Team RUC_AIM3 Technical Report at ActivityNet 2021: Entities Object Localization
This work addresses the challenge of grounding descriptions in video analysis for computer vision applications, representing an incremental improvement over previous joint training methods.
The paper tackled the Entities Object Localization problem by separating caption generation and object grounding into two stages, improving each with a unified pre-training model and fine-tuned detection, achieving state-of-the-art results of 72.57% localization accuracy and 0.2477 F1 score on benchmark datasets.
Entities Object Localization (EOL) aims to evaluate how grounded or faithful a description is, which consists of caption generation and object grounding.

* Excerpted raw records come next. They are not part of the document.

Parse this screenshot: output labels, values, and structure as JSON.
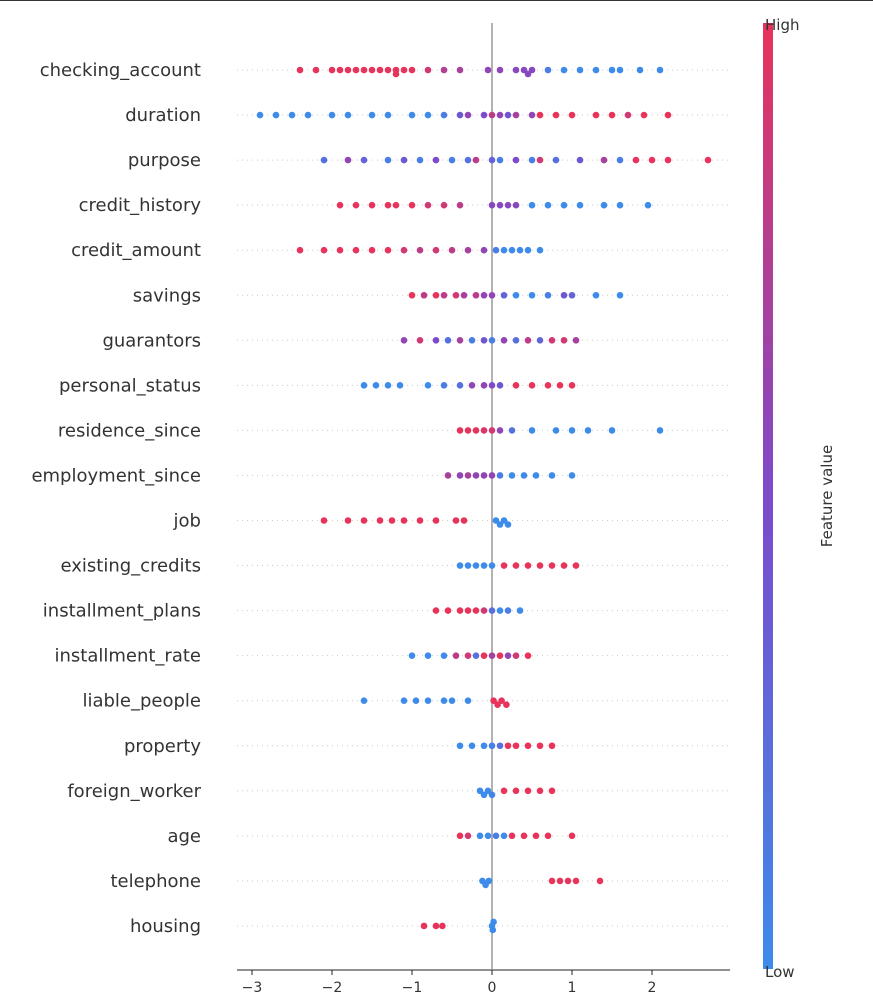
{
  "chart_data": {
    "type": "scatter",
    "subtype": "beeswarm",
    "xlabel": "",
    "xlim": [
      -3.2,
      2.95
    ],
    "xticks": [
      -3,
      -2,
      -1,
      0,
      1,
      2
    ],
    "grid": false,
    "colorbar": {
      "label": "Feature value",
      "high_label": "High",
      "low_label": "Low",
      "colors": {
        "low": "#3d8bea",
        "mid": "#7c4acb",
        "high": "#e8335a"
      }
    },
    "point_format": [
      "shap_value",
      "feature_value_0_to_1"
    ],
    "features": [
      {
        "name": "checking_account",
        "points": [
          [
            -2.4,
            1
          ],
          [
            -2.2,
            1
          ],
          [
            -2.0,
            1
          ],
          [
            -1.9,
            1
          ],
          [
            -1.8,
            1
          ],
          [
            -1.7,
            1
          ],
          [
            -1.6,
            1
          ],
          [
            -1.5,
            1
          ],
          [
            -1.4,
            1
          ],
          [
            -1.3,
            1
          ],
          [
            -1.2,
            1
          ],
          [
            -1.2,
            1
          ],
          [
            -1.1,
            1
          ],
          [
            -1.0,
            1
          ],
          [
            -0.8,
            0.9
          ],
          [
            -0.6,
            0.75
          ],
          [
            -0.4,
            0.7
          ],
          [
            -0.05,
            0.6
          ],
          [
            0.1,
            0.6
          ],
          [
            0.3,
            0.55
          ],
          [
            0.4,
            0.55
          ],
          [
            0.45,
            0.55
          ],
          [
            0.5,
            0.55
          ],
          [
            0.7,
            0.1
          ],
          [
            0.9,
            0
          ],
          [
            1.1,
            0
          ],
          [
            1.3,
            0
          ],
          [
            1.5,
            0
          ],
          [
            1.6,
            0
          ],
          [
            1.85,
            0
          ],
          [
            2.1,
            0
          ]
        ]
      },
      {
        "name": "duration",
        "points": [
          [
            -2.9,
            0
          ],
          [
            -2.7,
            0
          ],
          [
            -2.5,
            0
          ],
          [
            -2.3,
            0
          ],
          [
            -2.0,
            0
          ],
          [
            -1.8,
            0
          ],
          [
            -1.5,
            0
          ],
          [
            -1.3,
            0
          ],
          [
            -1.0,
            0
          ],
          [
            -0.8,
            0
          ],
          [
            -0.6,
            0.1
          ],
          [
            -0.4,
            0.4
          ],
          [
            -0.3,
            0.6
          ],
          [
            -0.1,
            0.5
          ],
          [
            0,
            0.8
          ],
          [
            0.1,
            0.6
          ],
          [
            0.2,
            0.4
          ],
          [
            0.3,
            0.7
          ],
          [
            0.5,
            0.6
          ],
          [
            0.6,
            1
          ],
          [
            0.8,
            1
          ],
          [
            1.0,
            1
          ],
          [
            1.3,
            1
          ],
          [
            1.5,
            1
          ],
          [
            1.7,
            0.9
          ],
          [
            1.9,
            1
          ],
          [
            2.2,
            1
          ]
        ]
      },
      {
        "name": "purpose",
        "points": [
          [
            -2.1,
            0.2
          ],
          [
            -1.8,
            0.6
          ],
          [
            -1.6,
            0.3
          ],
          [
            -1.3,
            0.1
          ],
          [
            -1.1,
            0.4
          ],
          [
            -0.9,
            0.1
          ],
          [
            -0.7,
            0.5
          ],
          [
            -0.5,
            0.1
          ],
          [
            -0.3,
            0.2
          ],
          [
            -0.2,
            0.8
          ],
          [
            0,
            0.3
          ],
          [
            0.1,
            0.1
          ],
          [
            0.3,
            0.5
          ],
          [
            0.5,
            0.1
          ],
          [
            0.6,
            0.9
          ],
          [
            0.8,
            0.2
          ],
          [
            1.1,
            0.4
          ],
          [
            1.4,
            0.7
          ],
          [
            1.6,
            0.1
          ],
          [
            1.8,
            1
          ],
          [
            2.0,
            1
          ],
          [
            2.2,
            1
          ],
          [
            2.7,
            1
          ]
        ]
      },
      {
        "name": "credit_history",
        "points": [
          [
            -1.9,
            1
          ],
          [
            -1.7,
            1
          ],
          [
            -1.5,
            1
          ],
          [
            -1.3,
            1
          ],
          [
            -1.2,
            1
          ],
          [
            -1.0,
            1
          ],
          [
            -0.8,
            0.9
          ],
          [
            -0.6,
            0.9
          ],
          [
            -0.4,
            0.8
          ],
          [
            0.0,
            0.55
          ],
          [
            0.1,
            0.55
          ],
          [
            0.2,
            0.55
          ],
          [
            0.3,
            0.55
          ],
          [
            0.5,
            0
          ],
          [
            0.7,
            0
          ],
          [
            0.9,
            0
          ],
          [
            1.1,
            0
          ],
          [
            1.4,
            0
          ],
          [
            1.6,
            0
          ],
          [
            1.95,
            0
          ]
        ]
      },
      {
        "name": "credit_amount",
        "points": [
          [
            -2.4,
            1
          ],
          [
            -2.1,
            1
          ],
          [
            -1.9,
            1
          ],
          [
            -1.7,
            1
          ],
          [
            -1.5,
            1
          ],
          [
            -1.3,
            1
          ],
          [
            -1.1,
            0.9
          ],
          [
            -0.9,
            0.8
          ],
          [
            -0.7,
            0.9
          ],
          [
            -0.5,
            0.8
          ],
          [
            -0.3,
            0.7
          ],
          [
            -0.1,
            0.6
          ],
          [
            0.05,
            0.1
          ],
          [
            0.15,
            0
          ],
          [
            0.25,
            0
          ],
          [
            0.35,
            0
          ],
          [
            0.45,
            0
          ],
          [
            0.6,
            0
          ]
        ]
      },
      {
        "name": "savings",
        "points": [
          [
            -1.0,
            1
          ],
          [
            -0.85,
            0.8
          ],
          [
            -0.7,
            1
          ],
          [
            -0.6,
            0.8
          ],
          [
            -0.45,
            0.9
          ],
          [
            -0.35,
            0.7
          ],
          [
            -0.2,
            0.8
          ],
          [
            -0.1,
            0.6
          ],
          [
            0,
            0.6
          ],
          [
            0.15,
            0.3
          ],
          [
            0.3,
            0
          ],
          [
            0.5,
            0
          ],
          [
            0.7,
            0.1
          ],
          [
            0.9,
            0.4
          ],
          [
            1.0,
            0.3
          ],
          [
            1.3,
            0
          ],
          [
            1.6,
            0
          ]
        ]
      },
      {
        "name": "guarantors",
        "points": [
          [
            -1.1,
            0.6
          ],
          [
            -0.9,
            0.9
          ],
          [
            -0.7,
            0.5
          ],
          [
            -0.55,
            0.2
          ],
          [
            -0.4,
            0.7
          ],
          [
            -0.25,
            0.1
          ],
          [
            -0.1,
            0.4
          ],
          [
            0,
            0.1
          ],
          [
            0.15,
            0.6
          ],
          [
            0.3,
            0.2
          ],
          [
            0.45,
            0.8
          ],
          [
            0.6,
            0.3
          ],
          [
            0.75,
            0.9
          ],
          [
            0.9,
            0.9
          ],
          [
            1.05,
            0.7
          ]
        ]
      },
      {
        "name": "personal_status",
        "points": [
          [
            -1.6,
            0
          ],
          [
            -1.45,
            0
          ],
          [
            -1.3,
            0
          ],
          [
            -1.15,
            0
          ],
          [
            -0.8,
            0
          ],
          [
            -0.6,
            0.1
          ],
          [
            -0.4,
            0.2
          ],
          [
            -0.25,
            0.6
          ],
          [
            -0.1,
            0.6
          ],
          [
            0,
            0.5
          ],
          [
            0.1,
            0.4
          ],
          [
            0.3,
            1
          ],
          [
            0.5,
            1
          ],
          [
            0.7,
            1
          ],
          [
            0.85,
            1
          ],
          [
            1.0,
            1
          ]
        ]
      },
      {
        "name": "residence_since",
        "points": [
          [
            -0.4,
            1
          ],
          [
            -0.3,
            1
          ],
          [
            -0.2,
            1
          ],
          [
            -0.1,
            0.95
          ],
          [
            0,
            0.9
          ],
          [
            0.1,
            0.6
          ],
          [
            0.25,
            0.2
          ],
          [
            0.5,
            0
          ],
          [
            0.8,
            0
          ],
          [
            1.0,
            0
          ],
          [
            1.2,
            0
          ],
          [
            1.5,
            0
          ],
          [
            2.1,
            0
          ]
        ]
      },
      {
        "name": "employment_since",
        "points": [
          [
            -0.55,
            0.7
          ],
          [
            -0.4,
            0.6
          ],
          [
            -0.3,
            0.7
          ],
          [
            -0.2,
            0.6
          ],
          [
            -0.1,
            0.6
          ],
          [
            0,
            0.6
          ],
          [
            0.1,
            0.1
          ],
          [
            0.25,
            0
          ],
          [
            0.4,
            0
          ],
          [
            0.55,
            0
          ],
          [
            0.75,
            0
          ],
          [
            1.0,
            0
          ]
        ]
      },
      {
        "name": "job",
        "points": [
          [
            -2.1,
            1
          ],
          [
            -1.8,
            1
          ],
          [
            -1.6,
            1
          ],
          [
            -1.4,
            1
          ],
          [
            -1.25,
            1
          ],
          [
            -1.1,
            1
          ],
          [
            -0.9,
            1
          ],
          [
            -0.7,
            1
          ],
          [
            -0.45,
            1
          ],
          [
            -0.35,
            1
          ],
          [
            0.05,
            0
          ],
          [
            0.1,
            0
          ],
          [
            0.15,
            0
          ],
          [
            0.2,
            0
          ]
        ]
      },
      {
        "name": "existing_credits",
        "points": [
          [
            -0.4,
            0
          ],
          [
            -0.3,
            0
          ],
          [
            -0.2,
            0
          ],
          [
            -0.1,
            0
          ],
          [
            0,
            0
          ],
          [
            0.15,
            1
          ],
          [
            0.3,
            1
          ],
          [
            0.45,
            1
          ],
          [
            0.6,
            1
          ],
          [
            0.75,
            1
          ],
          [
            0.9,
            1
          ],
          [
            1.05,
            1
          ]
        ]
      },
      {
        "name": "installment_plans",
        "points": [
          [
            -0.7,
            1
          ],
          [
            -0.55,
            1
          ],
          [
            -0.4,
            1
          ],
          [
            -0.3,
            1
          ],
          [
            -0.2,
            1
          ],
          [
            -0.1,
            0.9
          ],
          [
            0,
            0.2
          ],
          [
            0.1,
            0
          ],
          [
            0.2,
            0.1
          ],
          [
            0.35,
            0
          ]
        ]
      },
      {
        "name": "installment_rate",
        "points": [
          [
            -1.0,
            0
          ],
          [
            -0.8,
            0
          ],
          [
            -0.6,
            0
          ],
          [
            -0.45,
            0.8
          ],
          [
            -0.3,
            0.9
          ],
          [
            -0.2,
            0.2
          ],
          [
            -0.1,
            1
          ],
          [
            0,
            0.7
          ],
          [
            0.1,
            1
          ],
          [
            0.2,
            0.6
          ],
          [
            0.3,
            0.9
          ],
          [
            0.45,
            1
          ]
        ]
      },
      {
        "name": "liable_people",
        "points": [
          [
            -1.6,
            0
          ],
          [
            -1.1,
            0
          ],
          [
            -0.95,
            0
          ],
          [
            -0.8,
            0
          ],
          [
            -0.6,
            0
          ],
          [
            -0.5,
            0
          ],
          [
            -0.3,
            0
          ],
          [
            0.02,
            1
          ],
          [
            0.07,
            1
          ],
          [
            0.12,
            1
          ],
          [
            0.18,
            1
          ]
        ]
      },
      {
        "name": "property",
        "points": [
          [
            -0.4,
            0
          ],
          [
            -0.25,
            0
          ],
          [
            -0.1,
            0
          ],
          [
            0,
            0.1
          ],
          [
            0.1,
            0.2
          ],
          [
            0.2,
            1
          ],
          [
            0.3,
            1
          ],
          [
            0.45,
            1
          ],
          [
            0.6,
            1
          ],
          [
            0.75,
            1
          ]
        ]
      },
      {
        "name": "foreign_worker",
        "points": [
          [
            -0.15,
            0
          ],
          [
            -0.1,
            0
          ],
          [
            -0.05,
            0
          ],
          [
            0,
            0.05
          ],
          [
            0.15,
            1
          ],
          [
            0.3,
            1
          ],
          [
            0.45,
            1
          ],
          [
            0.6,
            1
          ],
          [
            0.75,
            1
          ]
        ]
      },
      {
        "name": "age",
        "points": [
          [
            -0.4,
            1
          ],
          [
            -0.3,
            0.9
          ],
          [
            -0.15,
            0
          ],
          [
            -0.05,
            0
          ],
          [
            0.05,
            0.1
          ],
          [
            0.15,
            0
          ],
          [
            0.25,
            1
          ],
          [
            0.4,
            1
          ],
          [
            0.55,
            1
          ],
          [
            0.7,
            1
          ],
          [
            1.0,
            1
          ]
        ]
      },
      {
        "name": "telephone",
        "points": [
          [
            -0.12,
            0
          ],
          [
            -0.08,
            0
          ],
          [
            -0.04,
            0
          ],
          [
            0.75,
            1
          ],
          [
            0.85,
            1
          ],
          [
            0.95,
            1
          ],
          [
            1.05,
            1
          ],
          [
            1.35,
            1
          ]
        ]
      },
      {
        "name": "housing",
        "points": [
          [
            -0.85,
            1
          ],
          [
            -0.7,
            1
          ],
          [
            -0.62,
            1
          ],
          [
            0.0,
            0
          ],
          [
            0.01,
            0
          ],
          [
            0.02,
            0
          ]
        ]
      }
    ]
  }
}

Previous works tackle this problem by jointly training the two modules in a framework, which limits the complexity of each module. Therefore, in this work, we propose to divide these two modules into two stages and improve them respectively to boost the whole system performance. For the caption generation, we propose a Unified Multi-modal Pre-training Model (UMPM) to generate event descriptions with rich objects for better localization. For the object grounding, we fine-tune the state-of-the-art detection model MDETR and design a post processing method to make the grounding results more faithful. Our overall system achieves the state-of-the-art performances on both sub-tasks in Entities Object Localization challenge at Activitynet 2021, with 72.57 localization accuracy on the testing set of sub-task I and 0.2477 F1_all_per_sent on the hidden testing set of sub-task II.